When you stay in Stockholm there are a lot of great choices. Our first time we stayed at The Grand Hotel. A lovely place that overlooks one of the many waterways. Whether you stay there or not – it’s has a great bar with the perfect view of old Stockholm. It over looks the water, but beware it also has courtyard rooms, which are uninspiring, luckily the only time we spent in the room was to sleep and shower.
The bellmen are ready and willing to help, and to point you to great sights and great restaurants. But we hope to help you with a little of that here. If you go, use the hotel website to make your plans. I made the mistake of not doing that and when I wanted a room with a view of the water instead of the courtyard, they ignored my request.
The coffee in Sweden reminds me of the people: smooth, full of life, and not bitter. The coffee inspired me to return, and I knew this is the first place in the world where I did not need to bring my aeropress. My son has been stealing sips of my coffee since he was a year old. He has had coffee on three continents and Scandinavian is his favorite.
Stockholm has some very old parts of the city. Narrow streets, places where you could imagine were made in an era when Sweden was the superpower of Europe.
The “old” area of town, near the Royal Palace, are great places to walk. Turn the corner and there is a Michelin Star Restaurant or a quaint shop. Speaking of Michelin Star Restaurants, Oaxen is one you shouldn’t miss. Not only is the food amazing, but the views along the waterways are captured best with a good camera.
But nothing is more quintessentially Swedish than a meatball. The meatball originally came from Turkey, when King Charles XII of Sweden was recovering, 1709. You could imagine the combination of lamb and spices, maybe some other meats (no pork, and probably not beef). Slowly cooked. When Charles XII returned to Sweden he brought back this delicacy.
It was not a main meal, but enjoyed with coffee (Fica as Sweden calls it). When the meatgrinder and stoves became widespread 150 years later in Sweden the masses followed the royals (think of the Royals then as our version of pop culture).
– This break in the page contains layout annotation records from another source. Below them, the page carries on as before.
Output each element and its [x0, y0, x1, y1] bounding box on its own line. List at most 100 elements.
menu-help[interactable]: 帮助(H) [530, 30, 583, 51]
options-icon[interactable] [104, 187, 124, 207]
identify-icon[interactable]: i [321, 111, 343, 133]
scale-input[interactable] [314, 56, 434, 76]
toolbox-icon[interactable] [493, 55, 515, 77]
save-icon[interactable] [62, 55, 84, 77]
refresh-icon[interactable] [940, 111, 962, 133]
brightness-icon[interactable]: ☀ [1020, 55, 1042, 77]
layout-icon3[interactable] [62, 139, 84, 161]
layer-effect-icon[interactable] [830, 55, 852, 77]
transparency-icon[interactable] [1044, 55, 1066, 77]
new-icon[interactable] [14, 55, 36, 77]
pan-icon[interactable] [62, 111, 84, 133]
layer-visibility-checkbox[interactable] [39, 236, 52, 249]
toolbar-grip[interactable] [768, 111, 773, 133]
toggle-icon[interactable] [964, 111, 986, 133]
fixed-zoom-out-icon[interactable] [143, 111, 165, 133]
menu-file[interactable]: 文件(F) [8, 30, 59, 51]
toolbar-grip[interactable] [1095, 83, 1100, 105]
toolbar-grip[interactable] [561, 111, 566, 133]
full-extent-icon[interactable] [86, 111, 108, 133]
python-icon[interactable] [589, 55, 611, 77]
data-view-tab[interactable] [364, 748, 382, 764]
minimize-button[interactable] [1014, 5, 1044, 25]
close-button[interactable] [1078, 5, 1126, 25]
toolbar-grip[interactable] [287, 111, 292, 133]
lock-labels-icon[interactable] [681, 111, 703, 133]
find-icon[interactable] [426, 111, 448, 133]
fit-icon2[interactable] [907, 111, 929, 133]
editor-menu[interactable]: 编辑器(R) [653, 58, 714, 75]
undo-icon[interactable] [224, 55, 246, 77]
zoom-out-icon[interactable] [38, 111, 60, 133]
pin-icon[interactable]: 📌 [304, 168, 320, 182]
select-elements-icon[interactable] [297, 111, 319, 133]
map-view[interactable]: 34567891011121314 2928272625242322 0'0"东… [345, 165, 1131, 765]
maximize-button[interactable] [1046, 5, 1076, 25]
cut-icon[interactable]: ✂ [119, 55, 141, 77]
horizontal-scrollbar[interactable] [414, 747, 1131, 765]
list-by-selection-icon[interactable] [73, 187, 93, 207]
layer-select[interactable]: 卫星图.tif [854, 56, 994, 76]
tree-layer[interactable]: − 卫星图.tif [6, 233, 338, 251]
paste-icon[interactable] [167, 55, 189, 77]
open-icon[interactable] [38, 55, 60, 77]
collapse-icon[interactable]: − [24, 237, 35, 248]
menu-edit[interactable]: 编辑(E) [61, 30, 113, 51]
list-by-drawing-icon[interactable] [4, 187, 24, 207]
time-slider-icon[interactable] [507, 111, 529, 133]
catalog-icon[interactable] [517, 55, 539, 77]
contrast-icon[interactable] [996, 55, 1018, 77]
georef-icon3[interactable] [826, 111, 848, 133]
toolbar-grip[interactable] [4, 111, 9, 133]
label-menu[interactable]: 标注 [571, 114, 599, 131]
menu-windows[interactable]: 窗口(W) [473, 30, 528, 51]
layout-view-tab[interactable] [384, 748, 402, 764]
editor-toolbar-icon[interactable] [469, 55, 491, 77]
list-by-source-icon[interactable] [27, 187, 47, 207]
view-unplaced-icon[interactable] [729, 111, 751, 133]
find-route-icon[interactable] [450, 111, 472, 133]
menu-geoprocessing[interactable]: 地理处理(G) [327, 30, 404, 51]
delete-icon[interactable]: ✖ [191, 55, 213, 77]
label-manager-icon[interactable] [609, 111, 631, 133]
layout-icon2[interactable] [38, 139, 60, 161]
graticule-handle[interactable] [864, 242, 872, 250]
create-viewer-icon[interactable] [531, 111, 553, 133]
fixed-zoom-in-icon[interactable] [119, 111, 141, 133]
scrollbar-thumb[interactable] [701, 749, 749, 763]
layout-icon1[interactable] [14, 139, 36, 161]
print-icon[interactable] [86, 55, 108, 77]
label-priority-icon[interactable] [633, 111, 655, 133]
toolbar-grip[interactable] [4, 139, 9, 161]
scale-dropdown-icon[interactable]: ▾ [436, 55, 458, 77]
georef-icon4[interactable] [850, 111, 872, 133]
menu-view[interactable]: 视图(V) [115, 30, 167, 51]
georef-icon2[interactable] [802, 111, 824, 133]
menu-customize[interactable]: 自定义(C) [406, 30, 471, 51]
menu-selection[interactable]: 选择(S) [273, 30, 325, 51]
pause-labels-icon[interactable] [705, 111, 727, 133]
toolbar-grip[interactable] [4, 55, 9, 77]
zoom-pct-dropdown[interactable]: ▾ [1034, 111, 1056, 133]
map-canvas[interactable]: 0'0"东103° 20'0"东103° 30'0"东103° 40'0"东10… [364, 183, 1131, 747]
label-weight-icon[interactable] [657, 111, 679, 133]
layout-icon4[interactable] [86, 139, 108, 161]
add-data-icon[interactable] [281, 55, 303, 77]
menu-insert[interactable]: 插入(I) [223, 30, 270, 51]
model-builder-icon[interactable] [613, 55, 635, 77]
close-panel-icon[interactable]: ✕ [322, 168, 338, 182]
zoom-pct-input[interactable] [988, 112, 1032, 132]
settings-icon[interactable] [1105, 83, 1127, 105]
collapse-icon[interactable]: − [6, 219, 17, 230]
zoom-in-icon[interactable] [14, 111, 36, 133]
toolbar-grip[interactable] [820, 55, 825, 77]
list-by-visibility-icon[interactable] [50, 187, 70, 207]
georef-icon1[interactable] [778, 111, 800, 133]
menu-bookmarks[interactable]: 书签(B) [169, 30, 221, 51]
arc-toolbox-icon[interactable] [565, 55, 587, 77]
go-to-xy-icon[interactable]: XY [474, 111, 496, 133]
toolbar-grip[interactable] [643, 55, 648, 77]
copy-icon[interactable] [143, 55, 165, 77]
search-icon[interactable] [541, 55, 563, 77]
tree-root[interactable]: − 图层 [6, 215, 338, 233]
The great migration of Swedes to the States in the 1880’s brought meatballs to the United States and since our meats were beef and pork, that became the American meatball. Sadly, most people overcook the meatball.
In Stockholm, we enjoyed the meatballs. The delicate nature of ground meats, especially lamb, some pork, a bit of beef and spices then combine with lingonberries.
I can only imagine how a meatball would have tasted in the Ottoman Empire, with the many spices.
The Haymarket is one of the original markets in Stockholm. You can imagine all the produce, fish, poultry, and cheeses under one roof.
Just when you turn the corner you find St Jakob’s church. The church goes back over 700 years, perhaps longer. It has been built and rebuilt on the same grounds over that time.
A quick walk to Stockholm’s Museum Island you’ll find how Swedes have lived through the years. The inside of the Nordic Museum is stunning and not to be missed. Plus…
Stockholm is a city of islands, and that means boats! The entire city is built around it’s waterways which proves to be a wonderful walk around town.
Here is a short video that captures the wonderful time we had exploring the City…
But then you look and what do you see? A candy store? Not just any candy store but Polkakarameller. You will see the very lady who brought candy to Sweden (ok her photo). A lovely story about a widow who made candy for her children, then sold some to friends, and it became so popular that she was able to support her family. So how do you think JJ enjoyed being here?
So night comes, and in a city with many great restaurants we picked another Michelin Star, the Carousel, and when I saw that they had Sous Vide lamb with chickpeas- two of my favorite proteins, how could I resist?
Every trip must come to an end. You can imagine how JJ felt after all that walking. (Yes he fell asleep on the train!). A trip well done!